Since his release, Keiko swam under satellite surveillance
some 1,400 km (870 miles) from the North Atlantic island of
Iceland to Norway, by an awkward coincidence the only nation
in the world that hunts whales commercially.
"When I heard he was heading for Norway, I was thinking 'oh
no'. When I heard he was in the fjord I said to myself,
'Tell me this is not happening'," Phillips said, however
stressing that local authorities had been "very supportive".
The roughly 24-year-old world-famous killer whale has
charmed locals in the Skaalvik fjord where officials of the
small Halsa municipality are lobbying to keep the whale as a
tourist attraction.
Phillips expressed enthusiasm about west Norwegian fjords as
a new home for Keiko and was more sceptical about north
Norway, a bastion of whaling where some local fishers say
that Keiko could wreck their nets and tear open fish farms.

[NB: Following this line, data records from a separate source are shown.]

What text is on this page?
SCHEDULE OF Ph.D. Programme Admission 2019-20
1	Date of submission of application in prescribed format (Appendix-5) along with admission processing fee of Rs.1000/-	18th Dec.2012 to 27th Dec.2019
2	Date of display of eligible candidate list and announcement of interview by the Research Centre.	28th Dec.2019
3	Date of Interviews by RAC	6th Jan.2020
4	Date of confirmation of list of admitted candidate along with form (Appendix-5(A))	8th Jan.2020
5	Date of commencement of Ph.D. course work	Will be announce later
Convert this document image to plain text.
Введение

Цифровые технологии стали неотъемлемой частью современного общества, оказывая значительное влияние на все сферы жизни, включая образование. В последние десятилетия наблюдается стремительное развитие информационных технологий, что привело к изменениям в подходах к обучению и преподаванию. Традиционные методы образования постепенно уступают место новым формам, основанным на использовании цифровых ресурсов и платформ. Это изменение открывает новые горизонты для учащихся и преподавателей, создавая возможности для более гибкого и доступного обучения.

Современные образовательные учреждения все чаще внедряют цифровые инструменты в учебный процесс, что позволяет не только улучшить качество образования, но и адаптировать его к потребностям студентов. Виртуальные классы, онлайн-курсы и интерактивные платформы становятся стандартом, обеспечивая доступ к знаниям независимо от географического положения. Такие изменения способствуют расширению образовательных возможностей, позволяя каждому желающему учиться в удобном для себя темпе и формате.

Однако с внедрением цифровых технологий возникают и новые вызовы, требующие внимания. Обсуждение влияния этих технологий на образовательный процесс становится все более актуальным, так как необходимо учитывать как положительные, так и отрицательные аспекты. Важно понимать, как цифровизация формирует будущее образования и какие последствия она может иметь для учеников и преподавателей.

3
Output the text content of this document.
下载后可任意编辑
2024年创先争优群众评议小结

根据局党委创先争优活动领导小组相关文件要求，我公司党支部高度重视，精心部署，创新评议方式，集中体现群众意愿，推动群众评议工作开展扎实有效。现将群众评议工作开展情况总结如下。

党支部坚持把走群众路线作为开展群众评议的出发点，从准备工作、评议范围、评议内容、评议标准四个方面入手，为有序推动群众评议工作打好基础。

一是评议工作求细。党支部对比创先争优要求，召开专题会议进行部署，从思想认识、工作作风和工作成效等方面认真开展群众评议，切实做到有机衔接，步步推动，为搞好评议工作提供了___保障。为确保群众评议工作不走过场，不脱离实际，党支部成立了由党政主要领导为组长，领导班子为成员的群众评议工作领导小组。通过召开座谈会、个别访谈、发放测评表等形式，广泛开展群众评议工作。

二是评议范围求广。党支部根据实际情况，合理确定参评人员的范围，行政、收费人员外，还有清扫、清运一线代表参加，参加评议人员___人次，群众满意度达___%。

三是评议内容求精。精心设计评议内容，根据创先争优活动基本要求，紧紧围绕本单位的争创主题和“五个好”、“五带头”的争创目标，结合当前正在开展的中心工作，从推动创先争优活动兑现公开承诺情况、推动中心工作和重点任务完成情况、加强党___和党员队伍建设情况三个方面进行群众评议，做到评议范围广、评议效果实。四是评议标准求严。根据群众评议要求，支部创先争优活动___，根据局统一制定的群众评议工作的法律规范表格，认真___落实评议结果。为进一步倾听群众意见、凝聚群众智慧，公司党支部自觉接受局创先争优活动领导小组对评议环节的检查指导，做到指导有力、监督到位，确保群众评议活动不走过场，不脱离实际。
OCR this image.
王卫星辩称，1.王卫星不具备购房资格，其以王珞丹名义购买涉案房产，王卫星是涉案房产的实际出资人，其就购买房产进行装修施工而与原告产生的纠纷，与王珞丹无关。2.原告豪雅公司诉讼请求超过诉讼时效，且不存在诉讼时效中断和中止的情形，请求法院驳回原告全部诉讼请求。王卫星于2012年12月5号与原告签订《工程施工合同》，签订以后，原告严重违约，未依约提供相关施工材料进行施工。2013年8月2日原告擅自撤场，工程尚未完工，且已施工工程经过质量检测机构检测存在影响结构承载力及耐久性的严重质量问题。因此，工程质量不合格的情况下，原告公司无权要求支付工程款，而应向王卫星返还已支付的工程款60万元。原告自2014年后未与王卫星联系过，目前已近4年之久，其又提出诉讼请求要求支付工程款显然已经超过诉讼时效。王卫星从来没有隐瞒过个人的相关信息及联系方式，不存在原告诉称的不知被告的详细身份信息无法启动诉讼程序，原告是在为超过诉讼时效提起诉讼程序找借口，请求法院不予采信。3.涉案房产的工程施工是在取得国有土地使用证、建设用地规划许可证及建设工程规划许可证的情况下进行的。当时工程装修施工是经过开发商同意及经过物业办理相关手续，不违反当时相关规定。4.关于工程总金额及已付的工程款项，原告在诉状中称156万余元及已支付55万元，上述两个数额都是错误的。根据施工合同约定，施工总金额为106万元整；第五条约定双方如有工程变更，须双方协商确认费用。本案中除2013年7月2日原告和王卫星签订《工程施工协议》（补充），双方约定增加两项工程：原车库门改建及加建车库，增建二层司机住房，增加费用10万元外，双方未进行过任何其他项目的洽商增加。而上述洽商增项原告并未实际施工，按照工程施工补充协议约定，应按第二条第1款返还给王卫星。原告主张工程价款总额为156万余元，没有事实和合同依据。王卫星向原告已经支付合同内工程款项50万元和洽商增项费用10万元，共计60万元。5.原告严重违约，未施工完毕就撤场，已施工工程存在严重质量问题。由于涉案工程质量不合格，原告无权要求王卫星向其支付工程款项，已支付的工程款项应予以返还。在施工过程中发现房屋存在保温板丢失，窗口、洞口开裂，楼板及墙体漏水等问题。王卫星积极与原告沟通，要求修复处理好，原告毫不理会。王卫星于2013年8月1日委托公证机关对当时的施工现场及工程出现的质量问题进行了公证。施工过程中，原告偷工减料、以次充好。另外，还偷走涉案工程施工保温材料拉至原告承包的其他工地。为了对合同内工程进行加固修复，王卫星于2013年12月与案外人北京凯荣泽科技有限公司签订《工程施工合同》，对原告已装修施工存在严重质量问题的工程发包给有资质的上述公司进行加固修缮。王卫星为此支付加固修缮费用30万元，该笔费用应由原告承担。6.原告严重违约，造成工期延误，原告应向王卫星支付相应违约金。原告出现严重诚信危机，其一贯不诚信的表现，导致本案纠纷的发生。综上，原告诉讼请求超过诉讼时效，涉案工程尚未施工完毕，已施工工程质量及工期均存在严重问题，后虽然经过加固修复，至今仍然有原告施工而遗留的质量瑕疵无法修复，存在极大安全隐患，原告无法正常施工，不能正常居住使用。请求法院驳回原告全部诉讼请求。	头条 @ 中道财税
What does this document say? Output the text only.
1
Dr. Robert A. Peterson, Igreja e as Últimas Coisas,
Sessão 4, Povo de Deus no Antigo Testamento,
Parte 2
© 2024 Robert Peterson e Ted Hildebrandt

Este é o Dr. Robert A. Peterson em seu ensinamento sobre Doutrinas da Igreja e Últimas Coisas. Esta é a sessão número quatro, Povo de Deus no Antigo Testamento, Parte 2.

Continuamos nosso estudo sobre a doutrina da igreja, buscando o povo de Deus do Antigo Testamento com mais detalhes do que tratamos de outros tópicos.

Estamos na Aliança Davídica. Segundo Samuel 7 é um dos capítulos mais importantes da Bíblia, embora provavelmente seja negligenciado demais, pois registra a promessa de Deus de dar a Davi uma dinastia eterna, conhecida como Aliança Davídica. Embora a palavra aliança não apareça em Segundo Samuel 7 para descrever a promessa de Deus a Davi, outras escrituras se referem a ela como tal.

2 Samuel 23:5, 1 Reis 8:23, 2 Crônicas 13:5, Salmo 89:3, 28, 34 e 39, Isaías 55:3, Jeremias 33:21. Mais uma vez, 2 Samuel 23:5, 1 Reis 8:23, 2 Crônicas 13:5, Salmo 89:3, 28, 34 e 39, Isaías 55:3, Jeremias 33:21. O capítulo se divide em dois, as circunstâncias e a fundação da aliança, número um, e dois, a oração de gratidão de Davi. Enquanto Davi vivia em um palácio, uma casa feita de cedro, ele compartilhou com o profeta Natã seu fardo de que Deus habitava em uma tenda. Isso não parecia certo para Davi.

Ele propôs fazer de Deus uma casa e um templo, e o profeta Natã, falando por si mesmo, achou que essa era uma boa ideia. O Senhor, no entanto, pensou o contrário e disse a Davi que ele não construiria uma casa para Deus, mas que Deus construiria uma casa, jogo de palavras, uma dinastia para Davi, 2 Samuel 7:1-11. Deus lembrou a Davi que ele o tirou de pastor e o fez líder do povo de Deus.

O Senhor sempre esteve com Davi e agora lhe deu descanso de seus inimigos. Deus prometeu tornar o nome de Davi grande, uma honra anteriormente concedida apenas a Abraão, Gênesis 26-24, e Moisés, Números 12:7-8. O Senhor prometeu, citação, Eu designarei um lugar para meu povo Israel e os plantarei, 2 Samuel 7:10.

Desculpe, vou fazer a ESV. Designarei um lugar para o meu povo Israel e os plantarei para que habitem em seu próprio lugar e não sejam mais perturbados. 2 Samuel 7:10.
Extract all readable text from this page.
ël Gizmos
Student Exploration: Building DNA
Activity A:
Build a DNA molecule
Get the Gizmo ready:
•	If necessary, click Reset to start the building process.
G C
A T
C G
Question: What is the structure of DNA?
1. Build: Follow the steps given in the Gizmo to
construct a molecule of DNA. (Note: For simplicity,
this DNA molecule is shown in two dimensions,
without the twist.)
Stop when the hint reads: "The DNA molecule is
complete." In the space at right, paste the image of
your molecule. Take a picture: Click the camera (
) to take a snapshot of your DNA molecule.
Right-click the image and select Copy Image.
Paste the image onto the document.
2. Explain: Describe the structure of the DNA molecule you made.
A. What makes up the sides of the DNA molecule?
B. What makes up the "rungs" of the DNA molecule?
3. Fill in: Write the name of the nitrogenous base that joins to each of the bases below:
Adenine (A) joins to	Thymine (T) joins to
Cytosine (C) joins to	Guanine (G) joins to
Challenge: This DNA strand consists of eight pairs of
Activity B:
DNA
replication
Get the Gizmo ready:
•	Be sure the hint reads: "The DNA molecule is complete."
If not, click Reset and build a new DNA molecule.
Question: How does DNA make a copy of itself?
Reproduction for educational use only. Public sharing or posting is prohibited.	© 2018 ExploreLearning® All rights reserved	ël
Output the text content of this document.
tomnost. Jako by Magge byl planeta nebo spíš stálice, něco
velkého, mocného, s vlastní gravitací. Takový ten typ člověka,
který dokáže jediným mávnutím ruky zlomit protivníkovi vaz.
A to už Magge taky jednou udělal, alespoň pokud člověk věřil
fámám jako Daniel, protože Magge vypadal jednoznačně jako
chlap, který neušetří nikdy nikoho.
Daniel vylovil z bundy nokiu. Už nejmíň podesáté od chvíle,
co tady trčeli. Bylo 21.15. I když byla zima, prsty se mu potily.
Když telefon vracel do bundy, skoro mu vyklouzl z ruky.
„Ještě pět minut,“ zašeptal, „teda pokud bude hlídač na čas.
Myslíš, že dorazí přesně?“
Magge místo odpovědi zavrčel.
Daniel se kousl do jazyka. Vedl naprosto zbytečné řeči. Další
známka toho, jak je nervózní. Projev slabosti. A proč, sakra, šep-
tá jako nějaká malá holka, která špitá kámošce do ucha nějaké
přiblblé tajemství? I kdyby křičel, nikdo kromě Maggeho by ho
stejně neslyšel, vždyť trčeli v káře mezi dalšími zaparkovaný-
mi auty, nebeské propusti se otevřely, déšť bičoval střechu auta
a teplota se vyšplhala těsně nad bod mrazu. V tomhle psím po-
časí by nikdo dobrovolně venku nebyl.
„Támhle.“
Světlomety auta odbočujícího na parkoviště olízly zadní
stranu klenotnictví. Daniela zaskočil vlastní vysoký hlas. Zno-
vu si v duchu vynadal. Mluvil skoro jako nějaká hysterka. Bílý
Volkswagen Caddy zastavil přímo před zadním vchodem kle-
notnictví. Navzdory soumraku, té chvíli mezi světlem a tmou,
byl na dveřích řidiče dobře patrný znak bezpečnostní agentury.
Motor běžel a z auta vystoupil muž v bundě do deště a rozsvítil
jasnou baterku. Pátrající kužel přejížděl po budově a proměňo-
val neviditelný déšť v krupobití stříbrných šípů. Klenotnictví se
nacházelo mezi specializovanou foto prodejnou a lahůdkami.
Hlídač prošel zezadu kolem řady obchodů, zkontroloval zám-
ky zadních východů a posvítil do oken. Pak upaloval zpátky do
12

On the other hand, Keiko has greater chances of meeting
fellow whales in the north, where whale watching is a big
tourist attraction. Groups of killer whales travel up and
down the coast chasing their favourite dish - herring.
IDENTITY CRISIS?
Maybe Keiko could even reunite with his family. "We think he
is Icelandic - that's where he was captured, but he could
well be Norwegian," Phillips said. "Orcas travel a lot."
Keiko was originally caught in a net off Iceland as part of
the North Atlantic island's industry of exporting killer
whales to amusement parks around the world.
His behaviour and 'language', which varies from one killer
whale group to another, show most similarities to Icelandic
orcas, but his family could have travelled to Norway in the
22 years that he has been away, Phillips said.
His next home after Iceland was Canada, before he was moved
to an aquarium in Mexico City, where he spent most of his
life. He stopped in transit in Oregon and was transported
back to Iceland on a U.S. Air Force C-17 airplane.
"He's got a lot of stamps in his passport," Phillips said.
For millions of children, Keiko is better known as Willy. He
got the name Keiko after a name contest in Mexico.
Contestants apparently knew the name can mean "enlightened
child" or "lucky one" in Japanese and ignored the fact that
it is a girl's name.
"The movie script was made before they even found Keiko and
the role name was Willy. That's Hollywood," Phillips said.
The 1993 movie "Free Willy", about a 12-year-old boy's fight
to save a captured whale, prompted the campaign for his
release.
Phillips said he believed that Keiko knew he was a whale
despite a turbulent background and having humans as friends.
"If a dolphin or a whale looks in the mirror, they know it's
them they are looking at. They are self-aware animals," he
said, however, admitting that Keiko "has a thing about
kids".
He once helped a child who had fallen in the pool, using his
nose to lift the child back up to the surface.
"He is extremely gentle and friendly," Phillips said, but he
would not recommend anyone to get too close. Television
footage of children riding on Keiko's back were shown
worldwide just after he showed up in Norway.